It's the final day of the second quarter and like recent quarters before it market performance was largely dictated by the ebbs and flows of oil.
"This is a quarter that was controlled by oil, almost entirely," said Jim Cramer, portfolio manager of the Action Alerts PLUS Charitable Trust, in an interview at the New York Stock Exchange on Thursday. "When oil goes up ... the market goes up. When oil goes down, the market goes down. There really isn't much more to it."
Crude oil prices have rallied over the past three months, buoyed by disruptions to global production. A massive wildfire in Canada's Alberta region during spring sharply reduced the nation's output, while infighting in Nigeria cut off oil production and political and economic upset in Venezuela choked supply.
In the U.S., a prolonged period of low prices for oil forced major producers to reduce capital expenditures and exploration.
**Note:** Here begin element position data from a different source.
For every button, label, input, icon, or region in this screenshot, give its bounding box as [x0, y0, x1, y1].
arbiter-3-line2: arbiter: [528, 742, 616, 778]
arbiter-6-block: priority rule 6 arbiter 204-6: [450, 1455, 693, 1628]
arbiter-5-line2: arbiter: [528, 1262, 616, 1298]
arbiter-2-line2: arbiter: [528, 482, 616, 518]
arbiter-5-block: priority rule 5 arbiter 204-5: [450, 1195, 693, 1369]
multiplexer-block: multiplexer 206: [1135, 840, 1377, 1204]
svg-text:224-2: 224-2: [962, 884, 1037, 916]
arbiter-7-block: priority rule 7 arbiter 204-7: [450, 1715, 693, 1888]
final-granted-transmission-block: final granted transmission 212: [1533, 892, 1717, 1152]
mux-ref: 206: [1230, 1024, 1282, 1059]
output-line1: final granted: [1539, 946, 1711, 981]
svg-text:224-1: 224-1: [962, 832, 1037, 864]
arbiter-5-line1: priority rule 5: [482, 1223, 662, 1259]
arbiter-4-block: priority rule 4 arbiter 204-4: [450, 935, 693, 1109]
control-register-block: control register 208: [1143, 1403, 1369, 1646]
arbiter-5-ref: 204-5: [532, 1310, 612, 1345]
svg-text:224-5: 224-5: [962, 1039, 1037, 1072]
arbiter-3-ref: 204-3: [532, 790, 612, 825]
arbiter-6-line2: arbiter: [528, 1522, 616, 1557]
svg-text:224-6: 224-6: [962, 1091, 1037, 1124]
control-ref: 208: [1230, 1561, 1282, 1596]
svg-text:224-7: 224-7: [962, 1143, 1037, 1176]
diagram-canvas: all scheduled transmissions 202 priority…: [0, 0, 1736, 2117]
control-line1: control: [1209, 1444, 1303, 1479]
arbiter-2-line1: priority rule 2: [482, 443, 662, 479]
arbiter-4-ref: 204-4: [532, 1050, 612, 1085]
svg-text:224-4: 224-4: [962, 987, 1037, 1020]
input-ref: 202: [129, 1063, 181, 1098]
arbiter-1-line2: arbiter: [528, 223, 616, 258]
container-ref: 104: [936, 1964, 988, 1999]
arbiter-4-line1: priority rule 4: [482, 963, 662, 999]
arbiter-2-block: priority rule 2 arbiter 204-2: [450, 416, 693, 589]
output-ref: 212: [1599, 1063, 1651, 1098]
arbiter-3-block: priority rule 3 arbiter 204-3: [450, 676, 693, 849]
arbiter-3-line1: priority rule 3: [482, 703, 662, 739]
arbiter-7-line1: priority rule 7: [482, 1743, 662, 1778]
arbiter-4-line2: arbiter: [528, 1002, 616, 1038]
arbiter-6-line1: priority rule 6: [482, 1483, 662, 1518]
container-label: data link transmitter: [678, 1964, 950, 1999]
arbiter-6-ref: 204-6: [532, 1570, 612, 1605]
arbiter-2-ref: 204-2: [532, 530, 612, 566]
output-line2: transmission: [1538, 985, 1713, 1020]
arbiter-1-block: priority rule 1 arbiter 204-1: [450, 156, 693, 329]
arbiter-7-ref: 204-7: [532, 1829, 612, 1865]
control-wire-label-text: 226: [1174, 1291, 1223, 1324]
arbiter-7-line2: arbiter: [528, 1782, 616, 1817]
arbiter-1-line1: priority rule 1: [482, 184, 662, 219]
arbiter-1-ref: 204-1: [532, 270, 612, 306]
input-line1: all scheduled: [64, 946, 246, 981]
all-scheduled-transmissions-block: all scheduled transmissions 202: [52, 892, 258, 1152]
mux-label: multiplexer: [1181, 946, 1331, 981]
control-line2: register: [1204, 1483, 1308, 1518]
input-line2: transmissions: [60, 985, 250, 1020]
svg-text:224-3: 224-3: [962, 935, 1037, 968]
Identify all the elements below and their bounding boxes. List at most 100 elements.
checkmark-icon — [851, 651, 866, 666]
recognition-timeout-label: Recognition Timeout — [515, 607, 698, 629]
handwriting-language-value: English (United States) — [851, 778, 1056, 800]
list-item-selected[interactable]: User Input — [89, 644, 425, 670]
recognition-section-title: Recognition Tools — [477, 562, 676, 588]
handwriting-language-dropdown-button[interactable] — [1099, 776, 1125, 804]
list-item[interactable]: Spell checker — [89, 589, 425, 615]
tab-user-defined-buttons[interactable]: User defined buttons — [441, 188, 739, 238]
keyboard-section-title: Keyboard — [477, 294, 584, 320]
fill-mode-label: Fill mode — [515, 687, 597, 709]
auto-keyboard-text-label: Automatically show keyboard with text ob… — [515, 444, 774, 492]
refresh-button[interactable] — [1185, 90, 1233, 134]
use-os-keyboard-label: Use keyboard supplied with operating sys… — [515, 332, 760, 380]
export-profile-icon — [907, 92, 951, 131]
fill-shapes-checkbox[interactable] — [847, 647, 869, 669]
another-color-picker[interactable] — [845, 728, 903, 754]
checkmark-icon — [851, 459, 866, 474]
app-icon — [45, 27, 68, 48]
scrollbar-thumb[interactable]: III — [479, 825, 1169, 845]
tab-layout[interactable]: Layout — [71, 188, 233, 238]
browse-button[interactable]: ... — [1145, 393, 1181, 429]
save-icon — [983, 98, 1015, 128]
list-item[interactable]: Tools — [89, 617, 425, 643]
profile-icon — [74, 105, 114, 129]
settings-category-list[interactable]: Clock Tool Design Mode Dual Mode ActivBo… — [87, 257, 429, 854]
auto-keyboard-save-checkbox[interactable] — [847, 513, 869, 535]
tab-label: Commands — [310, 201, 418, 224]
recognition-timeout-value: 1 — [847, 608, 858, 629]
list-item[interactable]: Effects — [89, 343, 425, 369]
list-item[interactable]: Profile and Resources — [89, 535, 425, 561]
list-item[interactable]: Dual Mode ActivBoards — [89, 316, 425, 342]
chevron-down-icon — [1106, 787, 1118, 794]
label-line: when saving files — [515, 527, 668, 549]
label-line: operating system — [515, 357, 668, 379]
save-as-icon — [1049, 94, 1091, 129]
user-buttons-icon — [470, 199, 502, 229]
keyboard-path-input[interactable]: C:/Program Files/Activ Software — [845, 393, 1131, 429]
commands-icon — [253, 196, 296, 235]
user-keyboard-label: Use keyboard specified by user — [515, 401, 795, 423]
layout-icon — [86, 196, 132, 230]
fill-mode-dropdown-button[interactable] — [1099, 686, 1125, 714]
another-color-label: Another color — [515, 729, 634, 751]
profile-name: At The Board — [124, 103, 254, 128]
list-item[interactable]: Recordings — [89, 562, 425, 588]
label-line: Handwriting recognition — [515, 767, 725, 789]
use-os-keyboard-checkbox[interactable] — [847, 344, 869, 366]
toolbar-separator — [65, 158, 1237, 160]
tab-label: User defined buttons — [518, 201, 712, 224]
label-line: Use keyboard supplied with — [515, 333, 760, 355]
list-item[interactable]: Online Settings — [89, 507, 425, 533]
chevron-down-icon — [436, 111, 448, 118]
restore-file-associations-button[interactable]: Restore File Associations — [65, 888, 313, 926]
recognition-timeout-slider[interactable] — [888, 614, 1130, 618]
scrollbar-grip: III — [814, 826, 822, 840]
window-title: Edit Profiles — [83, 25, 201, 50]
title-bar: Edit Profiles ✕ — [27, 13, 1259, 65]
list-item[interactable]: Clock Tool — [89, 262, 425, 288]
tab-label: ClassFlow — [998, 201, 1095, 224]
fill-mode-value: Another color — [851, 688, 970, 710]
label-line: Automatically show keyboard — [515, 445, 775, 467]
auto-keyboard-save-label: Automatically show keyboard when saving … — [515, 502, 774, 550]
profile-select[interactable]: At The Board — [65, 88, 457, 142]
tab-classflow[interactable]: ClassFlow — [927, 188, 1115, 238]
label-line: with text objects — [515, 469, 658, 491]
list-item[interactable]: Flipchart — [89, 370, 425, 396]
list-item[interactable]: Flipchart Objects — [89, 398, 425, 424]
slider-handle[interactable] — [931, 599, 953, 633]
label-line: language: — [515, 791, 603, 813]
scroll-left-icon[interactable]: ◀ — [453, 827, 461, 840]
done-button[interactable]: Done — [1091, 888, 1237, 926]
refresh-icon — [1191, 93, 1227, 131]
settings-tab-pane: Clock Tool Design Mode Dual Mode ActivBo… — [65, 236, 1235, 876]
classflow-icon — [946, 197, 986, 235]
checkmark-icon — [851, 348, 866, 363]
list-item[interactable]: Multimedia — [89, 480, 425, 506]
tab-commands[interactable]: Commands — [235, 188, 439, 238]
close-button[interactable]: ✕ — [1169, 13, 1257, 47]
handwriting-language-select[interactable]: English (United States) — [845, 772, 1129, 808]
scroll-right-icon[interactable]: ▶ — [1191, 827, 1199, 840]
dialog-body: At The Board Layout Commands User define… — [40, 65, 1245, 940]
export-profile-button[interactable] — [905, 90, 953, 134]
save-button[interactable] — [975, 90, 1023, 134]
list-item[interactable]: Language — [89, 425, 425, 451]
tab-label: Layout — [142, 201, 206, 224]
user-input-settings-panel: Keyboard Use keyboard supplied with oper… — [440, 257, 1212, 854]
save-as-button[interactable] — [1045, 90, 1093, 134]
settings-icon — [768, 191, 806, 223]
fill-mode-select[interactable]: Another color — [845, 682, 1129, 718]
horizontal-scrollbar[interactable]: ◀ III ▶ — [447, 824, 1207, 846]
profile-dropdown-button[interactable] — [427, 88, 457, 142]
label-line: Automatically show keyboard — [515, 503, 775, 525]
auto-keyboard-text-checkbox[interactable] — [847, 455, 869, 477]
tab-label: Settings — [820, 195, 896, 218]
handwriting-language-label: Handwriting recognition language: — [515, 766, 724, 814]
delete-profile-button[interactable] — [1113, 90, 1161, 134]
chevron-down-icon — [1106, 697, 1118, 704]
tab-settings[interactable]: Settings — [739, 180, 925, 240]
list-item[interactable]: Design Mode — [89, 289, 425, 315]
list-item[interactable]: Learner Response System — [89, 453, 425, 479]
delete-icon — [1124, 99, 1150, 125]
Weekly reads on domestic oil inventories have recently shown a fairly consistent decline.
On Wednesday, U.S. crude enjoyed its best gains in two months, climbing more than 4%, in a rebound from heavy losses following the pro-Brexit vote last week. Another decline in crude inventories data from the Energy Information Administration also boosted oil prices.
West Texas Intermediate crude oil was on track to close with quarterly gains of more than 20%, even as prices fell on the final day of the three-month period. The commodity topped $50 a barrel in late May for the first time since October 2015.
Since April, the Energy Select Sector SPDR ETF (XLE) - Get Report has rallied nearly 10%. Exxon Mobil (XOM) - Get Report has risen 11.5%, Chevron (CVX) - Get Report has jumped 9.7%, BP (BP) - Get Report has climbed 17.1%, Royal Dutch Shell (RDS.A) has increased 13.3% and Total (TOT) - Get Report has advanced 6.4%.
The S&P 500 is on track for gains of just 1.5% for the three months ending June 30.